William Harvey Research Institute, Queen Mary University of London, London, United Kingdom.
ITS Research, Queen Mary University of London, London, United Kingdom.
Genet Med. 2024 Jul;26(7):101141. doi: 10.1016/j.gim.2024.101141. Epub 2024 Apr 15.
Existing resources that characterize the essentiality status of genes are based on either proliferation assessment in human cell lines, viability evaluation in mouse knockouts, or constraint metrics derived from human population sequencing studies. Several repositories document phenotypic annotations for rare disorders; however, there is a lack of comprehensive reporting on lethal phenotypes.
We queried Online Mendelian Inheritance in Man for terms related to lethality and classified all Mendelian genes according to the earliest age of death recorded for the associated disorders, from prenatal death to no reports of premature death. We characterized the genes across these lethality categories, examined the evidence on viability from mouse models and explored how this information could be used for novel gene discovery.
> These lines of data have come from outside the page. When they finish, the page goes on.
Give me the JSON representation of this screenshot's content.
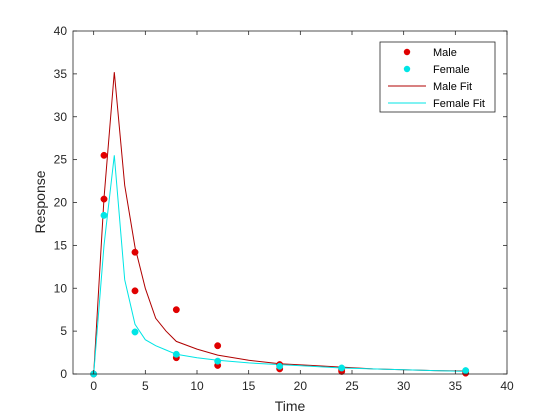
{
  "chart_data": {
    "type": "scatter",
    "title": "",
    "xlabel": "Time",
    "ylabel": "Response",
    "xlim": [
      -2,
      40
    ],
    "ylim": [
      0,
      40
    ],
    "xticks": [
      0,
      5,
      10,
      15,
      20,
      25,
      30,
      35,
      40
    ],
    "yticks": [
      0,
      5,
      10,
      15,
      20,
      25,
      30,
      35,
      40
    ],
    "grid": false,
    "legend_position": "top-right",
    "series": [
      {
        "name": "Male",
        "kind": "points",
        "color": "#e00000",
        "x": [
          0,
          1,
          1,
          4,
          4,
          8,
          8,
          12,
          12,
          18,
          18,
          24,
          24,
          36,
          36
        ],
        "y": [
          0,
          20.4,
          25.5,
          14.2,
          9.7,
          7.5,
          1.9,
          3.3,
          1.0,
          1.1,
          0.6,
          0.5,
          0.3,
          0.3,
          0.1
        ]
      },
      {
        "name": "Female",
        "kind": "points",
        "color": "#00e5e5",
        "x": [
          0,
          1,
          4,
          8,
          12,
          18,
          24,
          36
        ],
        "y": [
          0,
          18.5,
          4.9,
          2.3,
          1.5,
          0.9,
          0.7,
          0.4
        ]
      },
      {
        "name": "Male Fit",
        "kind": "line",
        "color": "#b00000",
        "x": [
          0,
          1,
          2,
          3,
          4,
          5,
          6,
          7,
          8,
          10,
          12,
          15,
          18,
          21,
          24,
          27,
          30,
          33,
          36
        ],
        "y": [
          0,
          20.5,
          35.2,
          22,
          14.8,
          10,
          6.5,
          5,
          3.8,
          2.9,
          2.2,
          1.6,
          1.2,
          1.0,
          0.8,
          0.6,
          0.5,
          0.4,
          0.35
        ]
      },
      {
        "name": "Female Fit",
        "kind": "line",
        "color": "#00e5e5",
        "x": [
          0,
          1,
          2,
          3,
          4,
          5,
          6,
          7,
          8,
          10,
          12,
          15,
          18,
          21,
          24,
          27,
          30,
          33,
          36
        ],
        "y": [
          0,
          15,
          25.5,
          11,
          5.8,
          4,
          3.3,
          2.8,
          2.3,
          1.9,
          1.6,
          1.3,
          1.1,
          0.9,
          0.7,
          0.6,
          0.5,
          0.4,
          0.3
        ]
      }
    ]
  }
}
We developed the Lethal Phenotypes Portal to showcase this curated catalog of human essential genes. Differences in the mode of inheritance, physiological systems affected, and disease class were found for genes in different lethality categories, as well as discrepancies between the lethal phenotypes observed in mouse and human.
We anticipate that this resource will aid clinicians in the diagnosis of early lethal conditions and assist researchers in investigating the properties that make these genes essential for human development.
现有的基因必需性评估资源主要基于人类细胞系的增殖评估、小鼠敲除的生存能力评估,或者基于人类群体测序研究的约束指标。有几个存储库记录了罕见疾病的表型注释;但是,缺乏对致死表型的全面报告。
我们通过在线孟德尔遗传数据库查询与致死性相关的术语,并根据相关疾病记录的最早死亡年龄(从产前死亡到无早逝报告)对所有孟德尔基因进行分类。我们对这些致死性类别中的基因进行了特征描述,检查了来自小鼠模型的生存能力证据,并探讨了如何利用这些信息进行新基因发现。
我们开发了致死表型门户,以展示这个经过精心整理的人类必需基因目录。在不同致死性类别中的基因中,发现了遗传模式、受影响的生理系统和疾病类别之间的差异,以及在小鼠和人类中观察到的致死表型之间的差异。
我们预计该资源将有助于临床医生诊断早期致死情况,并帮助研究人员研究使这些基因对人类发育至关重要的特性。